At What Cost? The Economic Impact of Tobacco Use on National Health Systems, Societies and Individuals : A Summary of Methods and Findings

By The World Bank | Go to book overview

appendix B
Inventory of Data Sources

Due to the time and expense of primary data collection, data availability is of primary concern to tobacco control researchers. Many economic studies are therefore based on the use of published epidemiological data. Accurate and up-to-date national statistics are available in most industrialized nations. For instance, nationally representative surveys of disease and mortality statistics are compiled regularly by the U.S. National Center for Health Statistics, with deaths classified by their primary cause and appending data on age and gender of the deceased. Many published cost-of-illness (COI) studies on the economic impact of tobacco use in industrialized countries have used epidemiological data in conjunction with the Smoking-Attributable Mortality, Morbidity, and Economic Costs Software, Release II (SAMMECII) program.
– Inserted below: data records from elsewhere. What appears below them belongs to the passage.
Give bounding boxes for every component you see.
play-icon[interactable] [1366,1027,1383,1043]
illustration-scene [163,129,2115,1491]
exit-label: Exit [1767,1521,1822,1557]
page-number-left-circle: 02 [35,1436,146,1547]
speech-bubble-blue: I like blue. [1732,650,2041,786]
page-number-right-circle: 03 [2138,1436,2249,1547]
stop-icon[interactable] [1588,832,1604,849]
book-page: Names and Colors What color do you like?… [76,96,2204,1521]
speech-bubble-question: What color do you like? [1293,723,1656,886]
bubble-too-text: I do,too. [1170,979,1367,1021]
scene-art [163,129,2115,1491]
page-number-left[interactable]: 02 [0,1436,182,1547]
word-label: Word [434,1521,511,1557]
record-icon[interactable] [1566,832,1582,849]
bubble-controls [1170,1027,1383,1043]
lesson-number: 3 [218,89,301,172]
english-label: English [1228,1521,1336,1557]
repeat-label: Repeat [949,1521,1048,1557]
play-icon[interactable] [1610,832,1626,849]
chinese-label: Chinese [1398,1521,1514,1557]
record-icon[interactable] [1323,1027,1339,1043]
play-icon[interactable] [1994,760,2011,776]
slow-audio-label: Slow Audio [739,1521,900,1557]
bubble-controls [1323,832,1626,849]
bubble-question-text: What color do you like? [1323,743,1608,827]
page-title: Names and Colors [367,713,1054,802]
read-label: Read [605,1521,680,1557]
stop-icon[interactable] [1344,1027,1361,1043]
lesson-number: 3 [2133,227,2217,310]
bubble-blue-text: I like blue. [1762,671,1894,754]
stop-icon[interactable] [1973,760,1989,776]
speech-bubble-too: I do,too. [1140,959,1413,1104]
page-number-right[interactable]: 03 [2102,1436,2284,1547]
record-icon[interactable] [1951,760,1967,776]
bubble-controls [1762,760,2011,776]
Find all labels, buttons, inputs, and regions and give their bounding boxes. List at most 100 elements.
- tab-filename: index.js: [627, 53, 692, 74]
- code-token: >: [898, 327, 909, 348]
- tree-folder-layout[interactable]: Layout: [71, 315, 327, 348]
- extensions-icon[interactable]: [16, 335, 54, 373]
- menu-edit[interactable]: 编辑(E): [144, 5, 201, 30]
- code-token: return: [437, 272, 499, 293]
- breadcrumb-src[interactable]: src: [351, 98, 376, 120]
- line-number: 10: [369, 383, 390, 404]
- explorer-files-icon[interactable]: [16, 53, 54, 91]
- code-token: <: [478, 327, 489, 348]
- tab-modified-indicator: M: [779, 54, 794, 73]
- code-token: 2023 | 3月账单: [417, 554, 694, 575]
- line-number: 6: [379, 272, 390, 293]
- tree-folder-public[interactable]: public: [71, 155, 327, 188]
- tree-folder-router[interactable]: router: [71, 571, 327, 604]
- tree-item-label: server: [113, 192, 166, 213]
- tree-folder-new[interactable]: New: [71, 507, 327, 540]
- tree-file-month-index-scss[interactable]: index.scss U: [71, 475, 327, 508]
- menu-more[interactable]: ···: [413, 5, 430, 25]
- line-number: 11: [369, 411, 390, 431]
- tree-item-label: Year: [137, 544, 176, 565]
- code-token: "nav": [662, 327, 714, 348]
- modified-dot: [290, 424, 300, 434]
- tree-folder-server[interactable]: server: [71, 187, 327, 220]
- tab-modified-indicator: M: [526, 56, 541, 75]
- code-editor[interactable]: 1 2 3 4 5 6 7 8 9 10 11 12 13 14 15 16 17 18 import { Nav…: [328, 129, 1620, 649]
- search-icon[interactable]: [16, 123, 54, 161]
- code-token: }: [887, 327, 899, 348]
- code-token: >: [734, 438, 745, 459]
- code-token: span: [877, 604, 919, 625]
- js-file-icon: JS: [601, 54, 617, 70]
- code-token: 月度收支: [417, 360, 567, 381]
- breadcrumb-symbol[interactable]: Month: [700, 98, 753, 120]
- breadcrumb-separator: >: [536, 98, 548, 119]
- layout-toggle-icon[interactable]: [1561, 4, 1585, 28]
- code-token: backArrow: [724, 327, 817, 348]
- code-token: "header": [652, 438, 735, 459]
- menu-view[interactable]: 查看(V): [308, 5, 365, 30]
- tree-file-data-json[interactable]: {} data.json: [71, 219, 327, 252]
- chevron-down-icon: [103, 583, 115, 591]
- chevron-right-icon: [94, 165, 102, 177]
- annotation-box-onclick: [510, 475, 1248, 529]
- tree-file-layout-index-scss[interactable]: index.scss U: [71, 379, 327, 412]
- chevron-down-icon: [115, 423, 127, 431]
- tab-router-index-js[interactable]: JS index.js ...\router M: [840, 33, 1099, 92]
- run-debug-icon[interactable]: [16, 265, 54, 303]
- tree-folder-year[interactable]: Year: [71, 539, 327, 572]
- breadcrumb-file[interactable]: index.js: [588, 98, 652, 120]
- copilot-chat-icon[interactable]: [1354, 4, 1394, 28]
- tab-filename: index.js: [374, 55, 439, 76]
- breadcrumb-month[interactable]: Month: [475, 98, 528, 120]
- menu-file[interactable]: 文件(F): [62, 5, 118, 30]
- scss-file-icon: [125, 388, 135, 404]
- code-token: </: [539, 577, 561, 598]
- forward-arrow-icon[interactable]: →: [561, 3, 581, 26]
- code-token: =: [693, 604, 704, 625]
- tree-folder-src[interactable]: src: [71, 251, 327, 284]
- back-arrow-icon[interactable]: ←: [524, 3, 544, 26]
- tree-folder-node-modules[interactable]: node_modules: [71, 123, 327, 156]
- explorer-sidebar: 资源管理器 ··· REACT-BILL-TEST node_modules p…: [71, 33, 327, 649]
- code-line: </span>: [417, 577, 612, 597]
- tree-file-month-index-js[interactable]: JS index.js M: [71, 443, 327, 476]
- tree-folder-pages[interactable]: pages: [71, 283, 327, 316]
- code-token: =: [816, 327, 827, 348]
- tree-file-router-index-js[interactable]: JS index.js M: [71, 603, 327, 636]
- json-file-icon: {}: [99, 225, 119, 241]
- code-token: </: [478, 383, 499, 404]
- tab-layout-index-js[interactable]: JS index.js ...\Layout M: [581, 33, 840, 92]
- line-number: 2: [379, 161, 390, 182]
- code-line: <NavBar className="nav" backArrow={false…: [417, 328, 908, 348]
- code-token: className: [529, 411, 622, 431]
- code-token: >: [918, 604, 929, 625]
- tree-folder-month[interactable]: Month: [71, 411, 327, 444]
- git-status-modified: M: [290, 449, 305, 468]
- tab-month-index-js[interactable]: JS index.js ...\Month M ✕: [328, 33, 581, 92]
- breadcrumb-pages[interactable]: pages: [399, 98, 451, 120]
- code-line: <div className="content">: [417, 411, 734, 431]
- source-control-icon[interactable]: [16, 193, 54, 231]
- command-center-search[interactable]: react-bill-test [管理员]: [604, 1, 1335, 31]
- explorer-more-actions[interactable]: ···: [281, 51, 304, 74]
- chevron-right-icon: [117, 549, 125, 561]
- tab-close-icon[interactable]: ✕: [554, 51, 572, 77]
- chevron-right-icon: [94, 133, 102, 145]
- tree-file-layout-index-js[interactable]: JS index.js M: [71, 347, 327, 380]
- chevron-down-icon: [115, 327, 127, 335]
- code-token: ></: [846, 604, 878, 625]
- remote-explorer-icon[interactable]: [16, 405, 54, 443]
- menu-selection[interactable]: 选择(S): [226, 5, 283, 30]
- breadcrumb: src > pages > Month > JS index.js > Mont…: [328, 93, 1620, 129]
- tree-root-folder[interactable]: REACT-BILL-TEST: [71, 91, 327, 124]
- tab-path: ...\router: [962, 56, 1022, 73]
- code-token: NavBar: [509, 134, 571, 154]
National statistics and information sources in developing countries are fewer and less accurate. Although its use to date in tobacco control research is not well established, researchers should consider using the Living Standards Measurement Study (LSMS) of the World Bank. The LSMS provides information on, among other things, tobacco-related expenditures, health expenditures and socioeconomic status in over 30 developing countries. Moreover, the WHO provides tobacco country profiles that unite economic, epidemiological and policy information for 197 countries in all income categories and geographical regions. These data sources are described in greater detail below.


SAMMEC II

The SAMMEC II software program consists of a spreadsheet that operates within LOTUS 1-2-3 and contains diagnosis-specific relative risks for smoking-related diseases obtained from major prospective studies in the United States. In its design, SAMMEC II adapts national epidemiologic methods for use by U.S. states and local health departments. SAMMEC II permits rapid calculation of deaths, years of potential life lost (YPLL), direct health-care costs, indirect mortality costs, and disability costs associated with cigarette smoking.